Is that a problem though? If I could design a perfect ORM for the Swift future, would it resemble Core Data? I don’t think so. Core Data is barely a good fit for what we’re doing today in Objective-C. In Swift I’d much rather have an immutable store that was thread safe. Similarly, is KVO the answer for building UIs in Swift? I have no idea. That’s the real crux of where I’ve landed with my thoughts, that we just don’t know much yet.

We have decades of established patterns for Objective-C, patterns that make the most of the capabilities of the language. And maybe those patterns will be better than anything Swift can come up with. Right now though, I’m judging things that exist against things that have yet to be built.

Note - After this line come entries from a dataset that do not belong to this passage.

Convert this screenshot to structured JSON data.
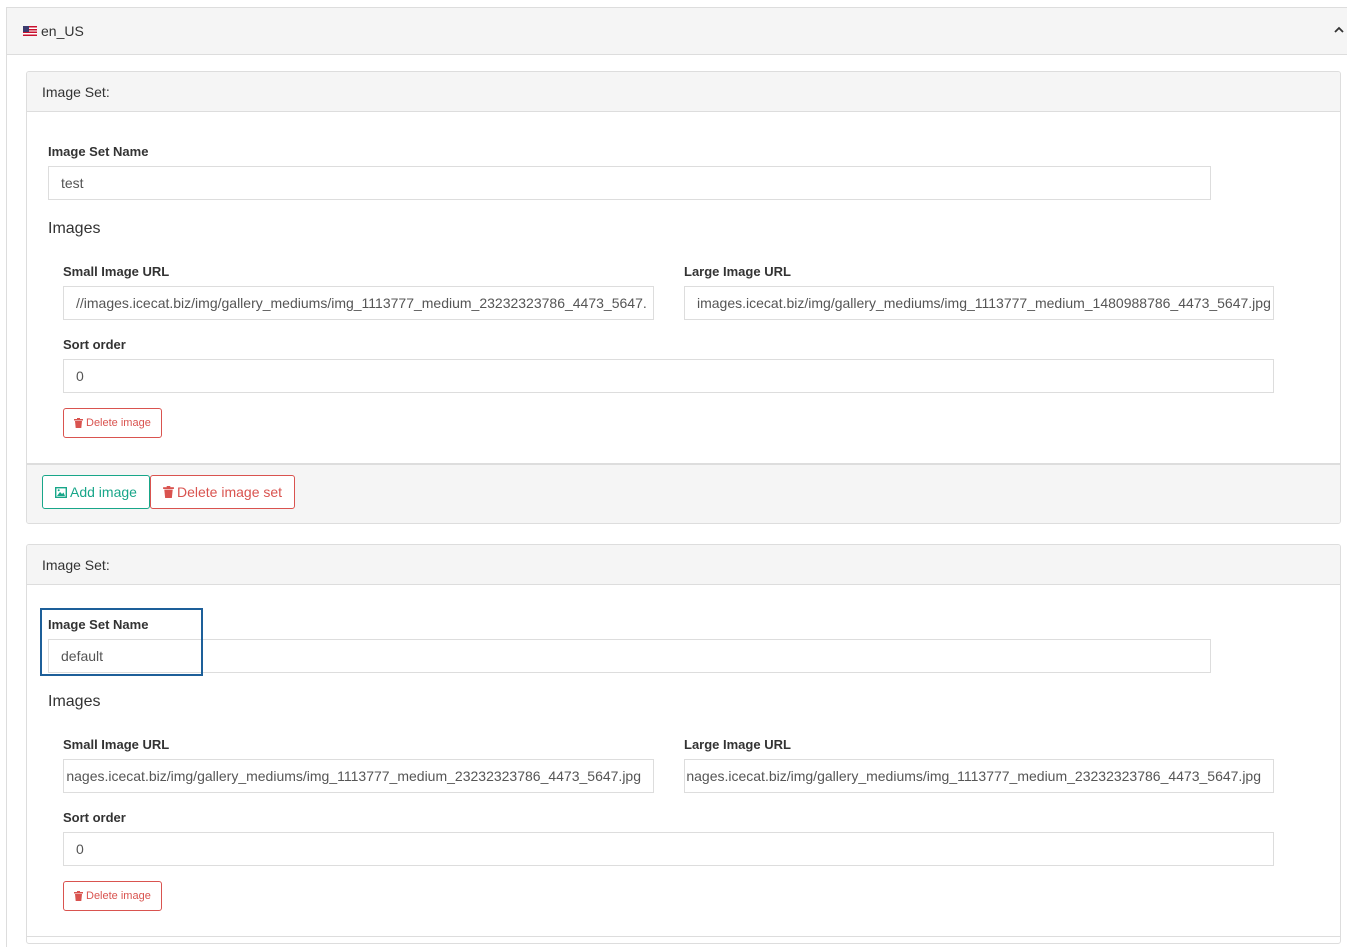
{
  "locale": {
    "label": "en_US",
    "flag_icon": "us-flag-icon",
    "collapse_icon": "chevron-up-icon"
  },
  "image_sets": [
    {
      "heading": "Image Set:",
      "name_label": "Image Set Name",
      "name_value": "test",
      "images_title": "Images",
      "images": [
        {
          "small_label": "Small Image URL",
          "small_value": "//images.icecat.biz/img/gallery_mediums/img_1113777_medium_23232323786_4473_5647.",
          "large_label": "Large Image URL",
          "large_value": "images.icecat.biz/img/gallery_mediums/img_1113777_medium_1480988786_4473_5647.jpg",
          "sort_label": "Sort order",
          "sort_value": "0",
          "delete_label": "Delete image"
        }
      ],
      "add_image_label": "Add image",
      "delete_set_label": "Delete image set"
    },
    {
      "heading": "Image Set:",
      "name_label": "Image Set Name",
      "name_value": "default",
      "images_title": "Images",
      "images": [
        {
          "small_label": "Small Image URL",
          "small_value": "nages.icecat.biz/img/gallery_mediums/img_1113777_medium_23232323786_4473_5647.jpg",
          "large_label": "Large Image URL",
          "large_value": "nages.icecat.biz/img/gallery_mediums/img_1113777_medium_23232323786_4473_5647.jpg",
          "sort_label": "Sort order",
          "sort_value": "0",
          "delete_label": "Delete image"
        }
      ]
    }
  ],
  "colors": {
    "danger": "#d9534f",
    "success": "#18a689",
    "focus": "#1d5f99"
  }
}
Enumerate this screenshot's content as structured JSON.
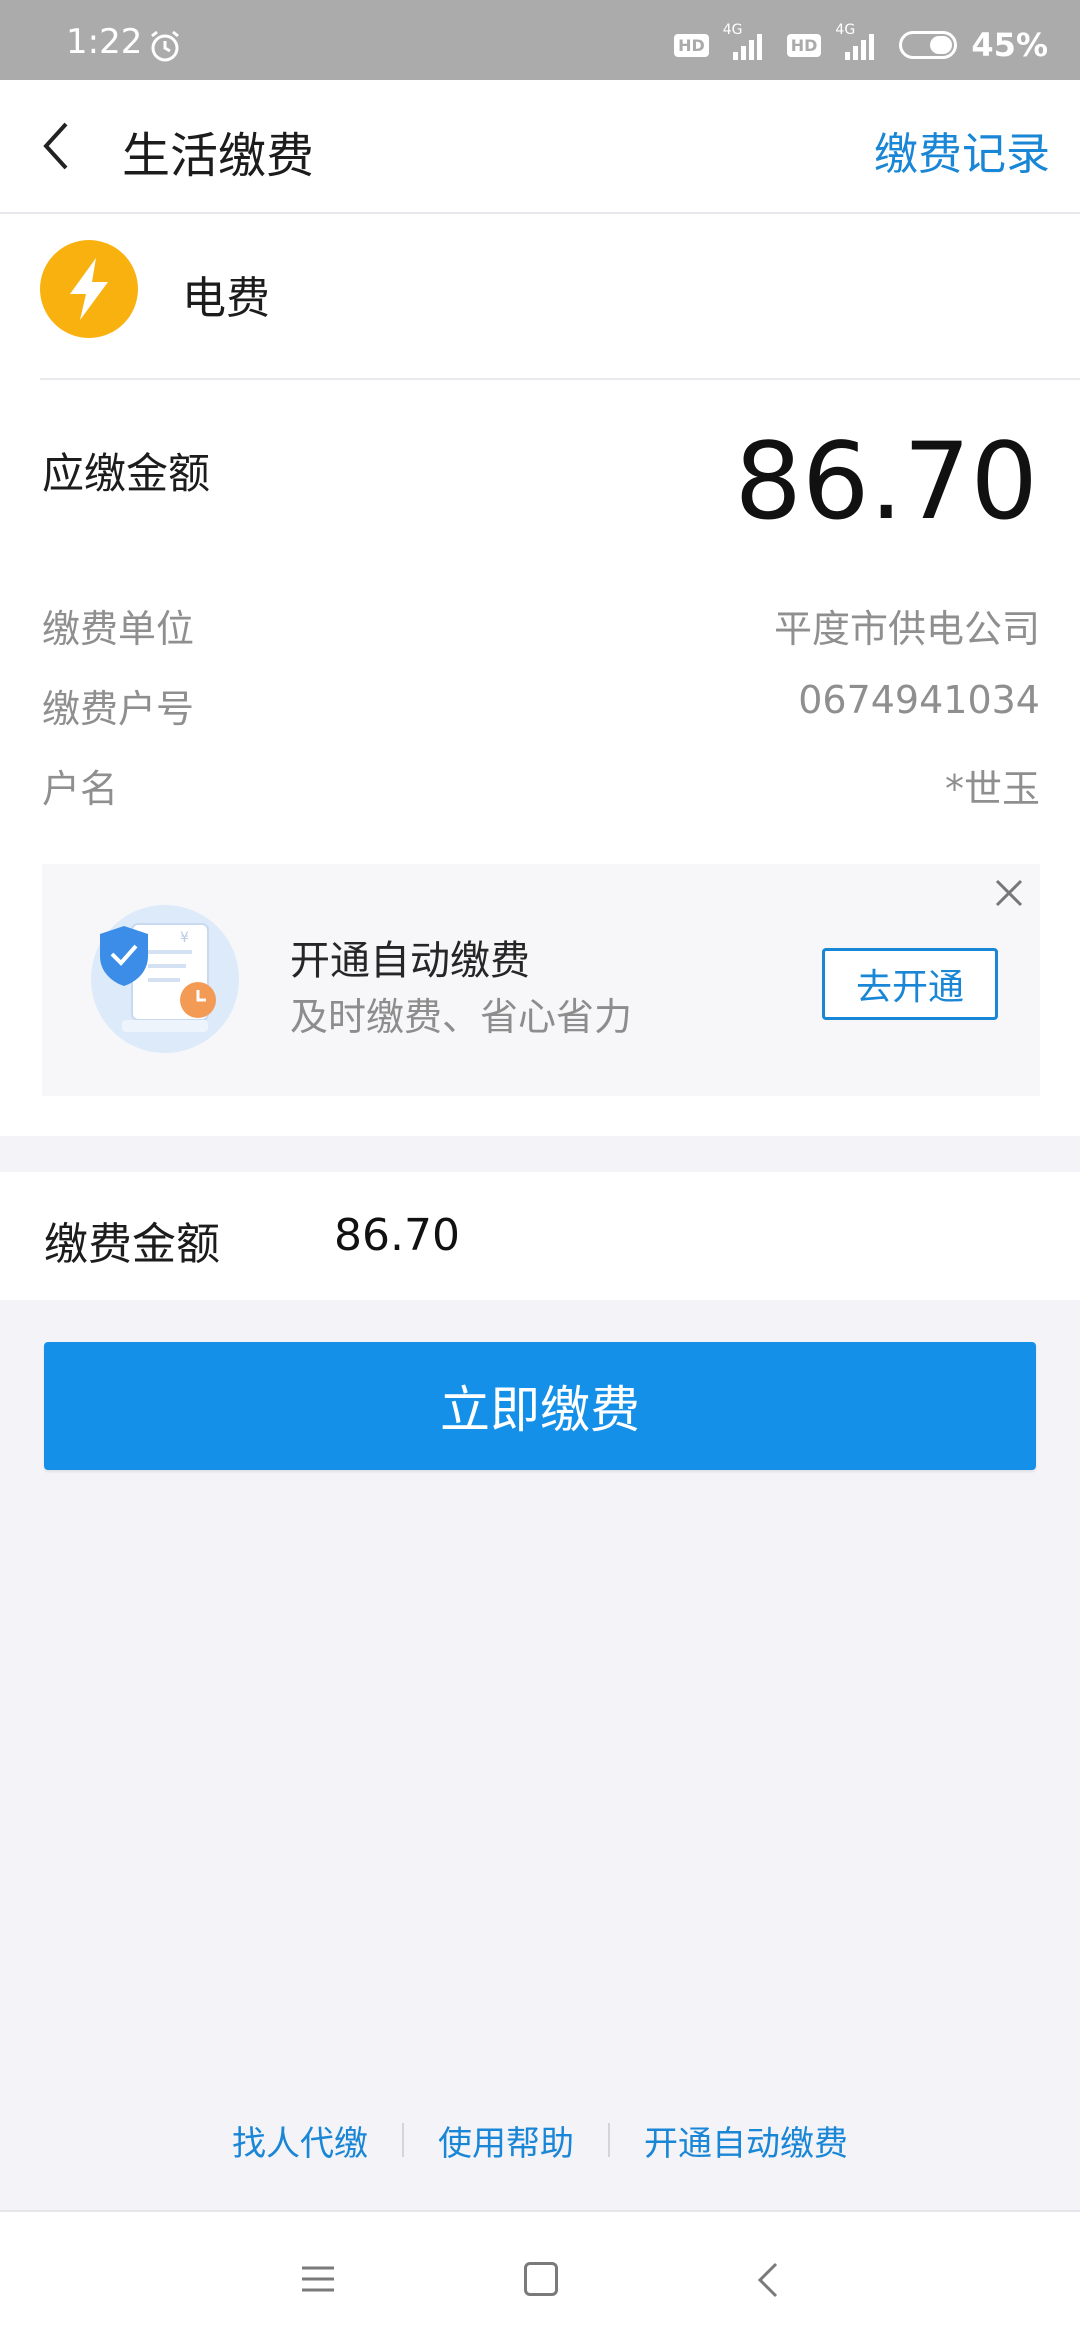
{
  "status_bar": {
    "time": "1:22",
    "hd1": "HD",
    "net1": "4G",
    "hd2": "HD",
    "net2": "4G",
    "battery": "45%",
    "battery_level": 0.45
  },
  "navbar": {
    "title": "生活缴费",
    "record_label": "缴费记录"
  },
  "bill": {
    "name": "电费",
    "amount_label": "应缴金额",
    "amount": "86.70",
    "info": [
      {
        "key": "缴费单位",
        "value": "平度市供电公司"
      },
      {
        "key": "缴费户号",
        "value": "0674941034"
      },
      {
        "key": "户名",
        "value": "*世玉"
      }
    ]
  },
  "promo": {
    "title": "开通自动缴费",
    "subtitle": "及时缴费、省心省力",
    "button": "去开通",
    "illus_currency": "¥"
  },
  "payment": {
    "label": "缴费金额",
    "value": "86.70",
    "button": "立即缴费"
  },
  "footer": {
    "links": [
      "找人代缴",
      "使用帮助",
      "开通自动缴费"
    ]
  },
  "colors": {
    "accent": "#1a86d6",
    "pay_button": "#1590e8",
    "bolt_circle": "#f9b110"
  }
}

Over the next few years Apple, and the community, are going to have to solve these problems, and only then will we find out if we need the dynamism or not.

There is one future that worries me though. I fear a scenario where we add compromise dynamism that isn’t well suited to the language. In that world I think we’d end up with something like English, which seems like it has internal logic and rules, but has so many exceptions that it makes them meaningless. A consistent language is more important than anything else. It’s a really exciting time to be a Swift developer, just as big apps are starting to use it, and we’re discovering what we don’t know we need yet. I’m really excited I get to be a part of it.